RECOVERY ROUTINE ACTION
THE RECOVERY ROUTINE RETRIED TO ADDRESS 20E1F7DA.
THE REQUESTED SVC DUMP WAS NOT TAKEN. THE DUMP WAS SUPPRESSED BY DAE.
NO LOCKS WERE REQUESTED TO BE FREED.
THE SDWA WAS REQUESTED TO BE FREED BEFORE RETRY.

The information is a superset of the information in DAE. You get the registers at the point of failure, and what recovery action was taken. (Programs can ignore some abends, or pass the decision to a program higher up the stack).

In this case I can see there was no dump taken because of DAE.

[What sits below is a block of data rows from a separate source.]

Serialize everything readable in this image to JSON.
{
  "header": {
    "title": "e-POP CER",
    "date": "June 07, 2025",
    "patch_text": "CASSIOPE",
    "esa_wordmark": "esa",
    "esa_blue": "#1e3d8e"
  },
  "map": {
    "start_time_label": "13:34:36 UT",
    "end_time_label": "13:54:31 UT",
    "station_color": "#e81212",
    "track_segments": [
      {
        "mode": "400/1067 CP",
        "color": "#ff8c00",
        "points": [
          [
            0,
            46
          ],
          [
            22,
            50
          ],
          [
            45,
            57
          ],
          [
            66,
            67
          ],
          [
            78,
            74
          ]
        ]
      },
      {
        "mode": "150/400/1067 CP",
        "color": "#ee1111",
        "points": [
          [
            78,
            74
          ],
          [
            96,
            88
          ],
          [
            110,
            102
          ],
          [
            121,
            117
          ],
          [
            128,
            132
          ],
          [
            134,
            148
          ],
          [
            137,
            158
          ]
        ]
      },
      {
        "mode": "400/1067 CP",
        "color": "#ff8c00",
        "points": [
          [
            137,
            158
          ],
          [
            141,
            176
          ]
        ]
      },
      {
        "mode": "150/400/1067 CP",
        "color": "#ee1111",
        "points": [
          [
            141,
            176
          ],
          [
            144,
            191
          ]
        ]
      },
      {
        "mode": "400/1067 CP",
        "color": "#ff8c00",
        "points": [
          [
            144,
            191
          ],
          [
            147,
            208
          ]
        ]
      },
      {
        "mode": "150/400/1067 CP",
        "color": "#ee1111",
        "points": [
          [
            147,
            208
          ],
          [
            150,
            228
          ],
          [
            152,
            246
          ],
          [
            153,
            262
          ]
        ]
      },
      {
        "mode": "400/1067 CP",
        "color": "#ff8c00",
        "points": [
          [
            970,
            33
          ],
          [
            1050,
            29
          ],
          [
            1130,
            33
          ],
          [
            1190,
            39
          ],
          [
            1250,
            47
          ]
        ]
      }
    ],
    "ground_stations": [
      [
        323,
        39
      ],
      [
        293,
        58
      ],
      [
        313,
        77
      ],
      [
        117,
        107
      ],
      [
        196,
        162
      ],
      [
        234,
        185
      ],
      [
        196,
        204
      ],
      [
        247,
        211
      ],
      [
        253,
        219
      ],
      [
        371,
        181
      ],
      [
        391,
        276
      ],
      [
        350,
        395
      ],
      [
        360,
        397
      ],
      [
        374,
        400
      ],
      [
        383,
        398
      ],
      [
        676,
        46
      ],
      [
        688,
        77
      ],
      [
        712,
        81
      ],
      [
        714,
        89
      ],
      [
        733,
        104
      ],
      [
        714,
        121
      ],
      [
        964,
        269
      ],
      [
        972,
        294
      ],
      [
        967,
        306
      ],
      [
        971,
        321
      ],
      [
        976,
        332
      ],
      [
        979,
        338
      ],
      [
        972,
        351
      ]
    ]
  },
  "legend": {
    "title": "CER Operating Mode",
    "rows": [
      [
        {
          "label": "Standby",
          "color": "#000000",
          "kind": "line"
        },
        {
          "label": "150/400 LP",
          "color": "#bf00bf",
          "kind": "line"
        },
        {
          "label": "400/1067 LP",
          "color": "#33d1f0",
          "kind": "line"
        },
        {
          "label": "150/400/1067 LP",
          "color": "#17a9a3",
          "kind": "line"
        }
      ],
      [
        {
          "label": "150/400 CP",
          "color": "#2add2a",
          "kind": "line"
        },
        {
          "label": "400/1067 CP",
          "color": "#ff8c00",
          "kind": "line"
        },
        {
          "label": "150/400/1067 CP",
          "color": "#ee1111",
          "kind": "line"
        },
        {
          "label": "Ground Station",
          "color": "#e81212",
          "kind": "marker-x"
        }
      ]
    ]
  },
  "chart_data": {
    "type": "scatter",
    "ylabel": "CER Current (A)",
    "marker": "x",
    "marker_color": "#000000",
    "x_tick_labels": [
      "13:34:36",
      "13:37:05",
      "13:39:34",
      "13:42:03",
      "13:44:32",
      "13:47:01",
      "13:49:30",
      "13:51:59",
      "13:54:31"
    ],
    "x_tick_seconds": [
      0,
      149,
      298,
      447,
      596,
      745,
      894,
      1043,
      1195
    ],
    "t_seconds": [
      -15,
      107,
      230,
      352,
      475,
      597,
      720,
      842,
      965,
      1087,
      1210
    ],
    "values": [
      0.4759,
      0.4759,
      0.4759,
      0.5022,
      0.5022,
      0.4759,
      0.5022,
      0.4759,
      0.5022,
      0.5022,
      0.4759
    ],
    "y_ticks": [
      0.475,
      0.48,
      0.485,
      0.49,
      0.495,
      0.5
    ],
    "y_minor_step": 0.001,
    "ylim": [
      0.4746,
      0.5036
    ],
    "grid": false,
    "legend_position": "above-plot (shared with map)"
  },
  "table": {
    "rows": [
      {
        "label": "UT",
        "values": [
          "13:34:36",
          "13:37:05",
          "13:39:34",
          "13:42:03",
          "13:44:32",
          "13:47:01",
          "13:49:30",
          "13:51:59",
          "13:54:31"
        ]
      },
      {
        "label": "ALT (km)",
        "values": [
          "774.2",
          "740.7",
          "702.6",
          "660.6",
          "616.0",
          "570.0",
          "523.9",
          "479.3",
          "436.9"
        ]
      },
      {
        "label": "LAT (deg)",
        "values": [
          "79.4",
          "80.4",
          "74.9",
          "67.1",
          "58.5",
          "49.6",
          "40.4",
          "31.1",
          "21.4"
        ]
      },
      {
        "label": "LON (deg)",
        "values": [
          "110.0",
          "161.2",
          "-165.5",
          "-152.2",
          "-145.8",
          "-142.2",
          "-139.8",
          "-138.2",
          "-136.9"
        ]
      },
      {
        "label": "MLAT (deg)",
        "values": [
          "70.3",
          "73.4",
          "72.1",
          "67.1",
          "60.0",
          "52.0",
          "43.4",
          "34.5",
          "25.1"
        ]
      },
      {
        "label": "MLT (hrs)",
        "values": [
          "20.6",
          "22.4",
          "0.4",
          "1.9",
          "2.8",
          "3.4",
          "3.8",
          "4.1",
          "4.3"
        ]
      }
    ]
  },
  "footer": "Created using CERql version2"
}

The information in the logrec record was enough for me to debug the program. I did not need an SDUMP.

Processing LOGREC

Logrec is a z/OS dataset which records information about events, such as hardware problems, and software abends. Information is written to the dataset even though the information may have been suppressed elsewhere.

JCL to print it

//IBMPEREP JOB (ACCT),'PRINT LOGREC',CLASS=A,MSGCLASS=H 
//STEP EXEC PGM=IFCEREP1,PARM='CARD'
//SERLOG DD DISP=SHR,DSN=SYS1.S0W1.LOGREC
//DIRECTWK DD UNIT=SYSDA,SPACE=(CYL,10,,CONTIG)
//EREPPT DD SYSOUT=A,DCB=BLKSIZE=133
//TOURIST DD SYSOUT=A,DCB=BLKSIZE=133
//ZERLOG DD SYSOUT=A,DCB=BLKSIZE=133
//SYSIN DD *
PRINT=PS
ACC=N
ZERO=N
ENDPARM
//

To print and clear specify ZERO=Y.

The command syntax is given here.

Example output

IPL record

IPL RECORD EDIT AND PRINTING SECTION                                                        
DAY YEAR HH MM SS TH
DATE -122 26 TIME -06 05 01 52
MODEL - 1090 CPU SERIAL NO. - 011238
MVS/ESA V7 R3

IPL REASON CODE - DF DEFAULT -U-
SUBSYSTEM ID - 00 SUBSYSTEM NAME - NULL
HIGHEST STORAGE ADDRESS 7FFFFFFF

LAST ACTIVITY INFORMATION :
DAY YEAR HH MM SS TH
DATE -121 26 TIME -19 14 13 68
END OF IPL RECORD

3270 termination

DEVICE NUMBER:  000703                DAY YEAR       JOB IDENTITY: VTAM                     

DEVICE TYPE: 3277
MODEL: 1090 HH MM SS.TH
ERROR PATH: EF-0703 CPU ID: 111238 TIME: 19 16 26.42
RECORD IS: TEMPORARY
MODE IS: 370XA

---UNIT STATUS---- SUB-CHANNEL STATUS
....

DEVICE DEPENDENT DATA

TYPE OF RECORD: CLOSEDOWN (X'20')

TERMINAL NAME: LCL703 SIO CNTR: 00000003 TEMP. ERRORS: 00

Software abend

See Where’s my dump?

How often should I clear it?

Periodically you should archive the data, so you can later do trend analysis, such as which disks are having more I/O problems than usual.

When logrec fills up, your automation can trigger a job to copy the logrec dataset, and clear it.